O problema dos chatos é que demoram demais. Demoram numa conversa
casual de esquina, demoram ao telefone, demoram a contar um caso, uma
piada, ou a descrever uma cena, demoram a se despedir. Não sabem ir
embora. Têm medo de ficar sozinhos consigo mesmos e se chatear. Sabem do
que são capazes. Como disse o poeta Dylan Thomas: “Alguém está me
enchendo o saco. Acho que sou eu”.
O ponto crucial da nossa relação com o chato é o tempo, o nosso
tempo, que prezamos demais. O chato não tem esse problema, ele despreza o
tempo. Não quer transformar o tempo em dinheiro, mas em conversa, uma
lenta conversa na qual é protagonista. Não há chatos calados. Se um
chato ficasse calado, você não saberia jamais que está diante de um
deles.
Exceção é o chato suspiroso. Conheci um. Falava pouquíssimo, mas
suspirava sem parar, dos suspiros fundos e trêmulos aos que se
confundiam com o ato de expirar, só que se ouviam. Suspiros eram para
ele uma forma de conversa, respondia com suspiros, comentava com
suspiros, concordava com suspiros, alguns tão fundos que pareciam
gemidos. Era como se dissesse que nos poupava o transtorno de contar
suas angústias e as manifestava em suspiros. O último deve ter sido
também de alívio.
Poder-se-ia supor que as pessoas bonitas não chateiam, porque
enfeitam um ambiente. Não é verdade. Chatos não têm encantos, mesmo
quando têm beleza. Conheci um desses, bonito, olhos azuis, algum
dinheiro, mas... Não conseguia que as mulheres ficassem com ele por mais
de uma semana.
Quando é que uma pessoa começa a ficar chata? Como se aprimora? Uma
criança não é chata, no sentido do chato adulto. É chamada de chata por
causa de distúrbios de comportamento, como birra ou turbulência, não por
se alongar explicando uma coisa, ou por seus assuntos serem maçantes.
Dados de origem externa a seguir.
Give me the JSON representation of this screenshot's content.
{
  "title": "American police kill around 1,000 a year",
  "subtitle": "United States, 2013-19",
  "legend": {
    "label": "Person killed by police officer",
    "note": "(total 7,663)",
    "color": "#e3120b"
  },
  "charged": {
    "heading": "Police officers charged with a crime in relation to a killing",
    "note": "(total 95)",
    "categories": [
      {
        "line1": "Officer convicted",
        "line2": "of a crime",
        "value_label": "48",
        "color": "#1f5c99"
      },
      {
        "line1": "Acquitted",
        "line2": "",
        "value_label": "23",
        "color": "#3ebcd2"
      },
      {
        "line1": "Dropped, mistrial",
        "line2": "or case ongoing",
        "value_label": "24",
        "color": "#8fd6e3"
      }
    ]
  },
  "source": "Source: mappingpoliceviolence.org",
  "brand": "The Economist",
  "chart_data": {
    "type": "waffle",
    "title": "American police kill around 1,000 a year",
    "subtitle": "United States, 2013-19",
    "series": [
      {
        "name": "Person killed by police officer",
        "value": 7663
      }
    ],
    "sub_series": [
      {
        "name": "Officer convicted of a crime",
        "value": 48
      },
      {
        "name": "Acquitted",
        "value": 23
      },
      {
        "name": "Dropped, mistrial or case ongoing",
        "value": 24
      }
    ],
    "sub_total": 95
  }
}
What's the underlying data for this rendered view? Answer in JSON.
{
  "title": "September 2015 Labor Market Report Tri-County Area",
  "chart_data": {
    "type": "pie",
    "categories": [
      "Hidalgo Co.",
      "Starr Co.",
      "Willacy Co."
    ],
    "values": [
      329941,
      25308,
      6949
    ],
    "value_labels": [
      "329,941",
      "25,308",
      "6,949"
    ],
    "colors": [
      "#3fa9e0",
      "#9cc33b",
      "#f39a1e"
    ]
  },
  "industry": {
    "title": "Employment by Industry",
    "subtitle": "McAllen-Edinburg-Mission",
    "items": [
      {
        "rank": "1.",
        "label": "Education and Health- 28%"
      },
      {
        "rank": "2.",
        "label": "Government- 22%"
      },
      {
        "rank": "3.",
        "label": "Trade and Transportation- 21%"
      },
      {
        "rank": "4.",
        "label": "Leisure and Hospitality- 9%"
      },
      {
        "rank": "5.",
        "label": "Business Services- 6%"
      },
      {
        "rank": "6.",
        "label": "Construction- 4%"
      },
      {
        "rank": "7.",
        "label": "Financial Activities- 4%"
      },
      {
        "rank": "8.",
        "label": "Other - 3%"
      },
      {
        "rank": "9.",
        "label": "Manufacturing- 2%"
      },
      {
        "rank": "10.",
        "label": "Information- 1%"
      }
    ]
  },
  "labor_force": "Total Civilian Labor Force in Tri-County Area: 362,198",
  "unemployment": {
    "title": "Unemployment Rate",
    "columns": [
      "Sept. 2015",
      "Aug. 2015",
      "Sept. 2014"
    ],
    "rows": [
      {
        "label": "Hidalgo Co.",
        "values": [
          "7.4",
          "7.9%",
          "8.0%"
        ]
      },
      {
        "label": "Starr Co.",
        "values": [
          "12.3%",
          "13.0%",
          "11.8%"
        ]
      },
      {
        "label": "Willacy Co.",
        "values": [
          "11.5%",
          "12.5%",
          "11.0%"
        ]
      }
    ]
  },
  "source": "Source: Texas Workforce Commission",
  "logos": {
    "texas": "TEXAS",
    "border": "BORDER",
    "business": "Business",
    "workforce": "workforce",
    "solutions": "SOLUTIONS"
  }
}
Nunca são. A gente conhece os chatos já prontos, não em formação. Talvez
houvesse tempo de recuperá-los para o convívio diário e prazeroso, se
fossem identificados prematuramente. Está aí um ramo ainda virgem da
psicologia.
Entre os tipos humanos, o grupo mais intrigante é provavelmente o dos
chatos queridos. Admite-se que são ótimas pessoas, generosas,
prestativas, solidárias, mas a convivência com elas é penosa. Há pessoas
difíceis que não são necessariamente chatas. Os briguentos, por
exemplo, os instáveis, os agressivos, os grilados, os viciados, os
consumistas compulsivos, os maníacos, os mal-habituados, os
autoritários, os ciumentos — todos têm momentos insuportáveis, mas não
são aborrecidos “full time”, não carregam aquele peso que transborda do
chato.
Os chatos queridos ajudam quanto podem a quantos pedem. Podemos
contar com eles. Mas não conseguimos ficar à vontade por muito tempo na
sua companhia; vai surgindo em nós um fino, ínfimo padecimento, que
cresce quanto mais inescapável é a situação. Depois de nos livrarmos
deles, com uma desculpa qualquer, sentimo-nos aliviados, mas levemente
culpados, porque sabemos que são boas pessoas, e só a nossa impaciência
as desmerece. Ao contrário, quando nos livramos dos chatos que não têm
atenuantes, o sentimento é de triunfo, com música de Wagner ao fundo.